CALVES  -  The youngest calves are tucked up in the barn, in the dry, and we will bring the rest of the heifers, the growing cows, in as the month goes on.  We’d like to keep them out as long as possible particularly this year: the hard winter and slow spring used more, and gave less, winter feed than usual, so the heifers grazing outside in kind weather feels just perfect, and who knows what weather we will get.  I love to see them out and contented as the leaves come off the trees, I love the oddness of it.

COWS  -  The spring calved cows stay out longer than the autumn cows.  The spring cows are getting late in pregnancy, heavy, mellow, coasting to holiday time, happy to graze the grass that is still lush but not so sweet.  The autumn cows are giving their peak milk, and are bulling, their hormones rushing to get in calf again, jumping each other and frisking.  To get in calf while they are giving the most milk needs spring grass and sun on their backs, and failing that, silage that time-shifts the warm weather, a nudge of grain and a warm shed.  The winter routines start, feeding in the troughs, scraping floors to keep them clean of manure, comfy beds - absorbent and soft paper beds (from recycled paper), on rubber mats (same stuff you find in playgrounds).

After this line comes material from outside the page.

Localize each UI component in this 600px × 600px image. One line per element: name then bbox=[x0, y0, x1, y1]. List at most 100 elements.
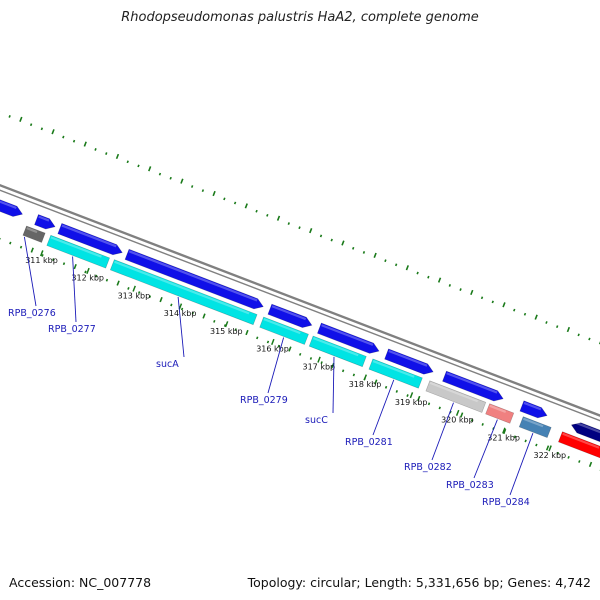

CHEESE  -  The temperature is comfortable in the dairy, warm and moist is pleasant when it’s cold outside.  Cheese needs warmth to knit together in the presses, although the heavy work of moving the moulds around is easier a little cooler, so we keep it balanced between people and cheese temperature.

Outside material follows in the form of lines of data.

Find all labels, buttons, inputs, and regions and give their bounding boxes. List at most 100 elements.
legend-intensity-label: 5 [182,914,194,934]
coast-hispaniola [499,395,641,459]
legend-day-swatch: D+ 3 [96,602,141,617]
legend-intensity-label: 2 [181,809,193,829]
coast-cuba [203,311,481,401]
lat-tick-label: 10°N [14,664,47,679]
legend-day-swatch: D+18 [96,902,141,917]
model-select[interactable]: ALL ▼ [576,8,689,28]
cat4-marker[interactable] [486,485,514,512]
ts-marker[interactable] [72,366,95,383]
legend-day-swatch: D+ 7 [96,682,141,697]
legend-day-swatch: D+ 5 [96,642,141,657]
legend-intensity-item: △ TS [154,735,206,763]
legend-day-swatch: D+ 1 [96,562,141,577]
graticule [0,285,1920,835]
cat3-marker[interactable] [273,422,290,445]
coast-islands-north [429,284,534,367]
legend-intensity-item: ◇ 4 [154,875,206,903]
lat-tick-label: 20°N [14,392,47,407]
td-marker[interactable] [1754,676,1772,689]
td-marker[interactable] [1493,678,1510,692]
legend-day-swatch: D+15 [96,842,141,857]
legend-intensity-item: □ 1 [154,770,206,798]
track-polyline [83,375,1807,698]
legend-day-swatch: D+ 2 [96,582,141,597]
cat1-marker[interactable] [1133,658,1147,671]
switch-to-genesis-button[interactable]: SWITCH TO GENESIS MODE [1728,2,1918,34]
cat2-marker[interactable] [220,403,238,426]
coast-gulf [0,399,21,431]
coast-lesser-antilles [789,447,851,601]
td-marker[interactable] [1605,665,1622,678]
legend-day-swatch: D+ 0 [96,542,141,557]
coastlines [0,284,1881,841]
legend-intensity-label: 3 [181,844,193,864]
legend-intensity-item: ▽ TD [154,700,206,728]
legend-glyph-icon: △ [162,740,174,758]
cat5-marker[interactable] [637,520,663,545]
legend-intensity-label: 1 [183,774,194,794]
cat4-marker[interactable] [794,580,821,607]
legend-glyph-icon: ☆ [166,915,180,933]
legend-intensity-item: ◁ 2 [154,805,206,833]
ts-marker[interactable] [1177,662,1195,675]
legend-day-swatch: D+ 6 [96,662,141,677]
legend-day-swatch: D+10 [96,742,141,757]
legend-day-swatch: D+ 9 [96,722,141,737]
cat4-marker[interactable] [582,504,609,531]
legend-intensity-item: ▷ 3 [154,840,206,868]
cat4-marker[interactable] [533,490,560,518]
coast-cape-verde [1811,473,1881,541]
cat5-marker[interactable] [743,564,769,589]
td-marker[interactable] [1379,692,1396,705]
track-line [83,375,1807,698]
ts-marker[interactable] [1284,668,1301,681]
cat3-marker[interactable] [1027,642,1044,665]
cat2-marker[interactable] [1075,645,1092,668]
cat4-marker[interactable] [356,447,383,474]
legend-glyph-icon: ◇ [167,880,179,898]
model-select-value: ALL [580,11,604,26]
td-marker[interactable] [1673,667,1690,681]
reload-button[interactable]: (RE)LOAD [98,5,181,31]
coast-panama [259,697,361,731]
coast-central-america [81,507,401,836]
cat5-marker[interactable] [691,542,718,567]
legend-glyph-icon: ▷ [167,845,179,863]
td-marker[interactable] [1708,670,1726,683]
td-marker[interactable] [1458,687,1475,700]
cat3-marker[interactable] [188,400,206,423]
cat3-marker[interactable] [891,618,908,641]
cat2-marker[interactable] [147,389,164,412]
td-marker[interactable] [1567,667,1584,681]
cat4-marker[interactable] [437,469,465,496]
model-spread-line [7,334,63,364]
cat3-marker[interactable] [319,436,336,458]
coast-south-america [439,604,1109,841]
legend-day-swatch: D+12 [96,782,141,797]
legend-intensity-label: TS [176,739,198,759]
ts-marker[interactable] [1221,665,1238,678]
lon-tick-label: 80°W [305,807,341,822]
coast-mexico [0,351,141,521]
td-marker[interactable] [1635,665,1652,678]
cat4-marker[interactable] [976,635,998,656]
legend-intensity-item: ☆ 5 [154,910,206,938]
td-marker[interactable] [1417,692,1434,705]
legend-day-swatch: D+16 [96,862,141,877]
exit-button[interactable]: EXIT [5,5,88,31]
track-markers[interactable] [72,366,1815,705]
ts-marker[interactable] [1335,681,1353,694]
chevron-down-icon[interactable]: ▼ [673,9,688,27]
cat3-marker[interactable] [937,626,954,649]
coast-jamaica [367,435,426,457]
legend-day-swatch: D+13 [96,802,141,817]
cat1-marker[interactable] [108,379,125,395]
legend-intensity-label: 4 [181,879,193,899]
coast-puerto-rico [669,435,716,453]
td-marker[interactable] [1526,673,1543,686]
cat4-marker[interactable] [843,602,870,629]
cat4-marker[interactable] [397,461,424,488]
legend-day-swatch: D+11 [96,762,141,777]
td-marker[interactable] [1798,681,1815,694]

The winter milk is creamier from the silage fed to the autumn cows and richer as the spring cows come to the end of their milking time.  To avoid this richness veering to over-acid and harsh flavours, we slow the make down and dry the curd a little by working it with our hands.  The feel, look and acidity of the curd tell us what we need to do as we aim to achieve our perfect flavour.

STORE  -  Our main store is emptying as we get cheese out for Christmas and the cows’ yield of milk slows down for winter.  As fast as the cheese leaves, we’ve pulled extra shelves in, so we can forklift all our older cheese from other stores into our magic mite machine, where our mite busting champions (just after they’ve made today’s cheese in the dairy) blow the cheese with compressed air to keep them clean and undamaged.

PRIZES  -  I’m very proud because we got a prize for almost everything we put into the British Cheese Awards, gold for Extra Mature Cheddar and Smoked, and silver for Goats, Mature Cheddar and Herb Cheddar and bronze for another Smoked and Mild Cheddar.

SHOP  -  Remember to order cheese by post in time for us to send it to your friends - make up a gift from goods in the shop, or send one of our suggested combinations.

RECIPE  -  Jane Timlett’s Spinach, cheese and potato pie:  Boil potatoes in their skins.  Chop onions and crush garlic, sweat in a little Quickes Traditional Whey Butter, add spinach - I find it as easy to cut it with kitchen scissors in the pan once it’s soft.  Boil away some moisture, add some cream, season and put into a pie dish.  Grate a good layer of Quickes Traditional Mature Cheddar on top, and put the potatoes through a ricer or mouli, to make a top layer.  Dab butter and seasoning on top and bake till golden brown.